Dell EMC’s India R&D centre has emerged as the key player to its latest and powerful, 14th generation server. The product takes scalability, automation and security to next level.
B Rudramani, head of Dell India R&D, said about 25 of the 45 software programmes in the server were done out of the Bengaluru centre, and so also the final system testing with the hardware and software combined.
The server was launched globally on 12th July 2017, and is designed to cater to the cloud and the massively compute-intensive requirements of present-day data centres, emerging from applications such as artificial intelligence, machine learning, and data analytics.
“India innovation drives Dell servers for the world,” Rudramani said. The India centre, started 15 years ago, is Dell’s second biggest in its global operations. The work on the 14th generation PowerEdge server began two-and-a half years ago. Rudramani said there was an India hand in each of the major aspects of the server – scalability, automation, and security.

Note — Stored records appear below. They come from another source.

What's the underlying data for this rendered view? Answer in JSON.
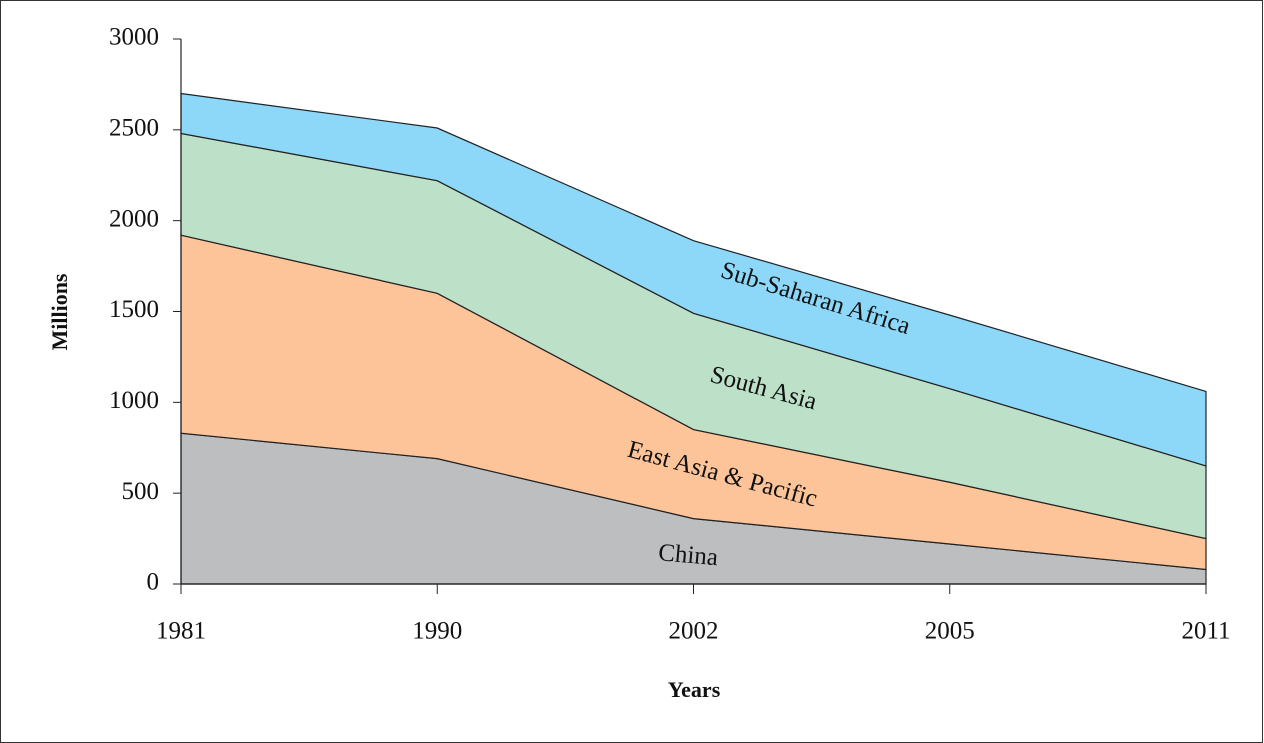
{
  "chart_data": {
    "type": "stacked-area",
    "x_label": "Years",
    "y_label": "Millions",
    "categories": [
      "1981",
      "1990",
      "2002",
      "2005",
      "2011"
    ],
    "series": [
      {
        "name": "China",
        "color": "#bcbec0",
        "values": [
          830,
          690,
          360,
          220,
          80
        ]
      },
      {
        "name": "East Asia & Pacific",
        "color": "#fdc49a",
        "values": [
          1090,
          910,
          490,
          340,
          170
        ]
      },
      {
        "name": "South Asia",
        "color": "#bce0c8",
        "values": [
          560,
          620,
          640,
          515,
          400
        ]
      },
      {
        "name": "Sub-Saharan Africa",
        "color": "#8dd8f8",
        "values": [
          220,
          290,
          400,
          405,
          410
        ]
      }
    ],
    "ylim": [
      0,
      3000
    ],
    "yticks": [
      0,
      500,
      1000,
      1500,
      2000,
      2500,
      3000
    ],
    "grid": false
  }
}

“Engineers here were involved in the architecture, design, development, and even in getting the product out of the door,” he said. This, he said, led to a number of innovative ideas being recognized and filed as patents.

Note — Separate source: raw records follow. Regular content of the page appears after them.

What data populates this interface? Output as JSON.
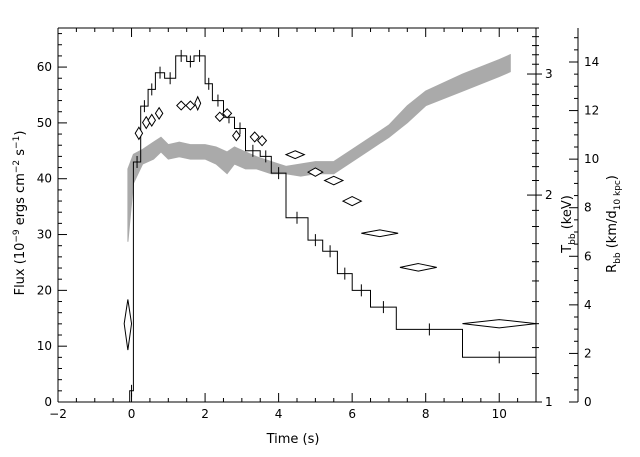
{
  "chart_data": {
    "type": "line",
    "title": "",
    "xlabel": "Time (s)",
    "ylabel_left": {
      "main": "Flux (10",
      "exp1": "−9",
      "mid": " ergs cm",
      "exp2": "−2",
      "mid2": " s",
      "exp3": "−1",
      "end": ")"
    },
    "ylabel_right_inner": {
      "main": "T",
      "sub": "bb",
      "end": " (keV)"
    },
    "ylabel_right_outer": {
      "main": "R",
      "sub": "bb",
      "mid": " (km/d",
      "sub2": "10 kpc",
      "end": ")"
    },
    "xlim": [
      -2,
      11
    ],
    "ylim_flux": [
      0,
      67
    ],
    "ylim_temp_log": [
      1,
      3.5
    ],
    "ylim_radius": [
      0,
      15.4
    ],
    "x_ticks": [
      -2,
      0,
      2,
      4,
      6,
      8,
      10
    ],
    "flux_ticks": [
      0,
      10,
      20,
      30,
      40,
      50,
      60
    ],
    "temp_ticks_major": [
      1,
      2,
      3
    ],
    "radius_ticks": [
      0,
      2,
      4,
      6,
      8,
      10,
      12,
      14
    ],
    "tick_labels": {
      "x": [
        "−2",
        "0",
        "2",
        "4",
        "6",
        "8",
        "10"
      ],
      "flux": [
        "0",
        "10",
        "20",
        "30",
        "40",
        "50",
        "60"
      ],
      "temp": [
        "1",
        "2",
        "3"
      ],
      "radius": [
        "0",
        "2",
        "4",
        "6",
        "8",
        "10",
        "12",
        "14"
      ]
    },
    "series": [
      {
        "kind": "flux_histogram",
        "bins": [
          {
            "x0": -0.05,
            "x1": 0.05,
            "y": 2
          },
          {
            "x0": 0.05,
            "x1": 0.25,
            "y": 43
          },
          {
            "x0": 0.25,
            "x1": 0.45,
            "y": 53
          },
          {
            "x0": 0.45,
            "x1": 0.65,
            "y": 56
          },
          {
            "x0": 0.65,
            "x1": 0.9,
            "y": 59
          },
          {
            "x0": 0.9,
            "x1": 1.2,
            "y": 58
          },
          {
            "x0": 1.2,
            "x1": 1.5,
            "y": 62
          },
          {
            "x0": 1.5,
            "x1": 1.7,
            "y": 61
          },
          {
            "x0": 1.7,
            "x1": 2.0,
            "y": 62
          },
          {
            "x0": 2.0,
            "x1": 2.2,
            "y": 57
          },
          {
            "x0": 2.2,
            "x1": 2.5,
            "y": 54
          },
          {
            "x0": 2.5,
            "x1": 2.8,
            "y": 51
          },
          {
            "x0": 2.8,
            "x1": 3.1,
            "y": 49
          },
          {
            "x0": 3.1,
            "x1": 3.5,
            "y": 45
          },
          {
            "x0": 3.5,
            "x1": 3.8,
            "y": 44
          },
          {
            "x0": 3.8,
            "x1": 4.2,
            "y": 41
          },
          {
            "x0": 4.2,
            "x1": 4.8,
            "y": 33
          },
          {
            "x0": 4.8,
            "x1": 5.2,
            "y": 29
          },
          {
            "x0": 5.2,
            "x1": 5.6,
            "y": 27
          },
          {
            "x0": 5.6,
            "x1": 6.0,
            "y": 23
          },
          {
            "x0": 6.0,
            "x1": 6.5,
            "y": 20
          },
          {
            "x0": 6.5,
            "x1": 7.2,
            "y": 17
          },
          {
            "x0": 7.2,
            "x1": 9.0,
            "y": 13
          },
          {
            "x0": 9.0,
            "x1": 11.0,
            "y": 8
          }
        ]
      },
      {
        "kind": "radius_band",
        "color": "#aaaaaa",
        "x": [
          -0.1,
          0.05,
          0.3,
          0.6,
          0.8,
          1.0,
          1.3,
          1.6,
          2.0,
          2.3,
          2.6,
          2.8,
          3.1,
          3.4,
          3.8,
          4.2,
          4.6,
          5.0,
          5.5,
          6.0,
          6.5,
          7.0,
          7.5,
          8.0,
          9.0,
          10.0,
          10.3
        ],
        "lo": [
          6.6,
          9.0,
          9.8,
          10.0,
          10.3,
          10.0,
          10.1,
          10.0,
          10.0,
          9.8,
          9.4,
          9.8,
          9.6,
          9.6,
          9.4,
          9.4,
          9.3,
          9.4,
          9.4,
          9.9,
          10.4,
          10.9,
          11.5,
          12.2,
          12.8,
          13.4,
          13.6
        ],
        "hi": [
          9.6,
          10.2,
          10.4,
          10.7,
          10.9,
          10.6,
          10.7,
          10.6,
          10.6,
          10.5,
          10.3,
          10.5,
          10.3,
          10.1,
          9.9,
          9.7,
          9.8,
          9.9,
          9.9,
          10.4,
          10.9,
          11.4,
          12.2,
          12.8,
          13.5,
          14.1,
          14.3
        ]
      },
      {
        "kind": "temperature_diamonds",
        "points": [
          {
            "t": -0.1,
            "dt": 0.1,
            "T": 1.3,
            "dT": 0.11
          },
          {
            "t": 0.2,
            "dt": 0.1,
            "T": 2.46,
            "dT": 0.05
          },
          {
            "t": 0.4,
            "dt": 0.1,
            "T": 2.55,
            "dT": 0.05
          },
          {
            "t": 0.55,
            "dt": 0.1,
            "T": 2.57,
            "dT": 0.05
          },
          {
            "t": 0.75,
            "dt": 0.1,
            "T": 2.63,
            "dT": 0.05
          },
          {
            "t": 1.35,
            "dt": 0.12,
            "T": 2.7,
            "dT": 0.04
          },
          {
            "t": 1.6,
            "dt": 0.12,
            "T": 2.7,
            "dT": 0.04
          },
          {
            "t": 1.8,
            "dt": 0.08,
            "T": 2.72,
            "dT": 0.06
          },
          {
            "t": 2.4,
            "dt": 0.12,
            "T": 2.6,
            "dT": 0.04
          },
          {
            "t": 2.6,
            "dt": 0.12,
            "T": 2.63,
            "dT": 0.04
          },
          {
            "t": 2.85,
            "dt": 0.1,
            "T": 2.44,
            "dT": 0.04
          },
          {
            "t": 3.35,
            "dt": 0.12,
            "T": 2.43,
            "dT": 0.04
          },
          {
            "t": 3.55,
            "dt": 0.12,
            "T": 2.4,
            "dT": 0.04
          },
          {
            "t": 4.45,
            "dt": 0.25,
            "T": 2.29,
            "dT": 0.03
          },
          {
            "t": 5.0,
            "dt": 0.2,
            "T": 2.16,
            "dT": 0.03
          },
          {
            "t": 5.5,
            "dt": 0.25,
            "T": 2.1,
            "dT": 0.03
          },
          {
            "t": 6.0,
            "dt": 0.25,
            "T": 1.96,
            "dT": 0.03
          },
          {
            "t": 6.75,
            "dt": 0.5,
            "T": 1.76,
            "dT": 0.02
          },
          {
            "t": 7.8,
            "dt": 0.5,
            "T": 1.57,
            "dT": 0.02
          },
          {
            "t": 10.0,
            "dt": 1.0,
            "T": 1.3,
            "dT": 0.018
          }
        ]
      }
    ]
  }
}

Compared to the 13th generation server, the new solution dramatically simplifies the ability to manage a multitude of servers, it brings power savings, and it increases security both at the hardware and system-level, Dell said. Manish Gupta, who leads the computer and networking group in Dell EMC India, said it reduces the cost for the same level of compute power.
He said this allows him to sell even to the mid-market, and not just enterprises. “Mid-market customers also are looking at new tech because data analytics is becoming crucial for them too,” he said.